Auch wer Rechnungen stellt, kann arbeitnehmerähnlich sein

30.11.2021

Mit gleich drei Klagen hat ein ehemaliger freier Mitarbeiter der DW auf ganzer Linie gewonnen. Der Beschäftigte war 2019 beendet worden. Er machte gegenüber der Deutschen Welle geltend:

  • Die rückwirkende Zahlung von Urlaubsentgelt
  • Den Ausgleichsanspruch für die Zeit der Kündigungsfrist
  • Zahlungen des Arbeitgebers für die Pensionskasse Rundfunk

Kernpunkt der Verfahren ist die nunmehr rechtsgültige Feststellung des Landesarbeitsgerichts Köln, dass der Kläger unter den Tarifvertrag Arbeitnehmerähnliche fällt.

 

Wann falle ich unter den TVAP?

Innerhalb der letzten 6 Kalendermonate vor Beantragung einer tariflichen Leistung müssen folgende Bedingungen erfüllt sein:

 

  1. Wirtschaftliche Abhängigkeit
    D.h. du verdienst mehr als die Hälfte deiner Gesamtentgelte brutto bei der DW oder anderen ARD-Anstalten (bzw. ein Drittel bei künstlerischen, journalistischen oder schriftstellerischen Leistungen oder bei unmittelbarer Mitwirkung wie technischer Gestaltung).

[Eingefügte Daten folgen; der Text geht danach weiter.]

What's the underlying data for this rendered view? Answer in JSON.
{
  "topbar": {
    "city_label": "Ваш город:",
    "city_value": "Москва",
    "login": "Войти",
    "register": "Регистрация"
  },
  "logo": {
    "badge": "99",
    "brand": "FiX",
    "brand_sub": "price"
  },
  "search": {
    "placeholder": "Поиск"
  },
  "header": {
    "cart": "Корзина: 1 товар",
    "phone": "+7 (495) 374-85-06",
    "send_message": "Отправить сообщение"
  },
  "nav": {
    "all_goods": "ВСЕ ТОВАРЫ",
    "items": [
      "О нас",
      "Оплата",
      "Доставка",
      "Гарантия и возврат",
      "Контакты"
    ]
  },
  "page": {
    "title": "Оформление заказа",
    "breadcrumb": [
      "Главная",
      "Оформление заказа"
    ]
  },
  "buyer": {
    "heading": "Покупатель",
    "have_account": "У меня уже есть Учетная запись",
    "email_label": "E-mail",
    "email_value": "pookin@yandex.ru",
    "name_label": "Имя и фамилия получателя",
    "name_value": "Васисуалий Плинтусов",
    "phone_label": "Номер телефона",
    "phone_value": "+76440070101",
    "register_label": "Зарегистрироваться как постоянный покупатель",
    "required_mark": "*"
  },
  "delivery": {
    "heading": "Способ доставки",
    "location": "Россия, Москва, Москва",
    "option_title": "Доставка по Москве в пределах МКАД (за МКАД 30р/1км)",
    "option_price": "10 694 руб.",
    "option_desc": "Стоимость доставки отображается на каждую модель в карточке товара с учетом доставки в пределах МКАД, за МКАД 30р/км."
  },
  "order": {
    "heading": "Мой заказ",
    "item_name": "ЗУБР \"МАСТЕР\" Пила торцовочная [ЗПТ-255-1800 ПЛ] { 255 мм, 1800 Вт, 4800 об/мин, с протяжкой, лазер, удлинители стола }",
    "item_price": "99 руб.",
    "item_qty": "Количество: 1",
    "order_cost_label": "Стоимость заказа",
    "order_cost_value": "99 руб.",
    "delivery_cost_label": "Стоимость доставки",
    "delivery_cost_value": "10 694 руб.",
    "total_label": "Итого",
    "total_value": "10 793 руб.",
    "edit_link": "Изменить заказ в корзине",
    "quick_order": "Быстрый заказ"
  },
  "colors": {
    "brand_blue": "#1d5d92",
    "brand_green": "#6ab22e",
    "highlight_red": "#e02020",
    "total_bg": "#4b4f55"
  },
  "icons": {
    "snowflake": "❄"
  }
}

  2. Soziale Schutzbedürftigkeit
    D.h. du warst in dieser Zeit mindestens an 42 Tagen (inclusive Urlaubstage) für die Deutsche Welle und andere ARD-Anstalten vertraglich verpflichtet und hast im Kalenderjahr zuvor nicht mehr als 100.000 € verdient.

  3. Du bist
    ...weder fest bei der DW angestellt, noch (Mit-) Inhaber eines Gewerbebetriebs, der für die DW tätig wird, noch Leiharbeiter, noch sozialversicherungsfreie/r Student/in, noch Mitarbeiter/in mit ständigem Wohnsitz im Ausland und dort tätig, noch Rentner/in: In all diesen Fällen gilt der "TVAP" NICHT.

 

 

Voraussetzung ist, dass man von der DW dazu verpflichtet ist, selbst die vereinbarten Leistungen zu erbringen.

Mit diesen Urteilen im Rücken können sich sogenannte "Rechnungssteller", die die genannten Bedingungen erfüllen, an die DW mit entsprechenden Forderungen wenden. ver.di-Mitgliedern wird dringend Beratung bei ihrer Gewerkschaft empfohlen, um Ansprüche gegebenenfalls noch bis ins Jahr 2018 geltend machen zu können. Dies muss bis Jahresende 2021 geschehen. (Du kannst dich auch gern beraten lassen, ob du die Bedingungen erfüllst und zum Beispiel zukünftig Urlaubsanspruch hast.)

Darüber hinaus dürften sich die Urteile möglicherweise auf die Anzahl der Beschäftigten im Sinne des Bundespersonalvertretungsgesetzes bei der Deutschen Welle auswirken. Die Urteile 6 SA 58/21 des LAG Köln und 3 CA 1501/20 des AG Bonn deuten in diese Richtung. Wenn Mitarbeiter*innen die Voraussetzungen des TVAP erfüllen, sind sie arbeitnehmerähnlich im Sinne des § 12 a Abs 1 TVG. Im Urteil 6 SA 58/21 heißt es wörtlich:

"Es gebe keinen Unterschied zwischen der gesetzlichen Definition und der tarifvertraglichen Definition, da der Tarifvertrag auf das Gesetz Bezug nehme und dieses nur konkretisiere. Der Kläger habe der Beklagten weine Leistung erbracht und nicht etwa eine Firma. Als eine solche dritte Firma komme nicht die eigene Firma des Klägers in Betracht. Andernfall könne niemand arbeitnehmerähnlich tätig werden, da jede arbeitnehmerähnliche Person gleichzeitig ihre eigene "Firma" sei."

Arbeitnehmerähnliche sind Beschäftigte im Sinne des BPersVg. Das Tarifvertragsgesetz § 12 a unterscheidet nicht zwischen rechnungsstellenden Freien und solchen, die nach dem Honorartarifvertrag bezahlt werden.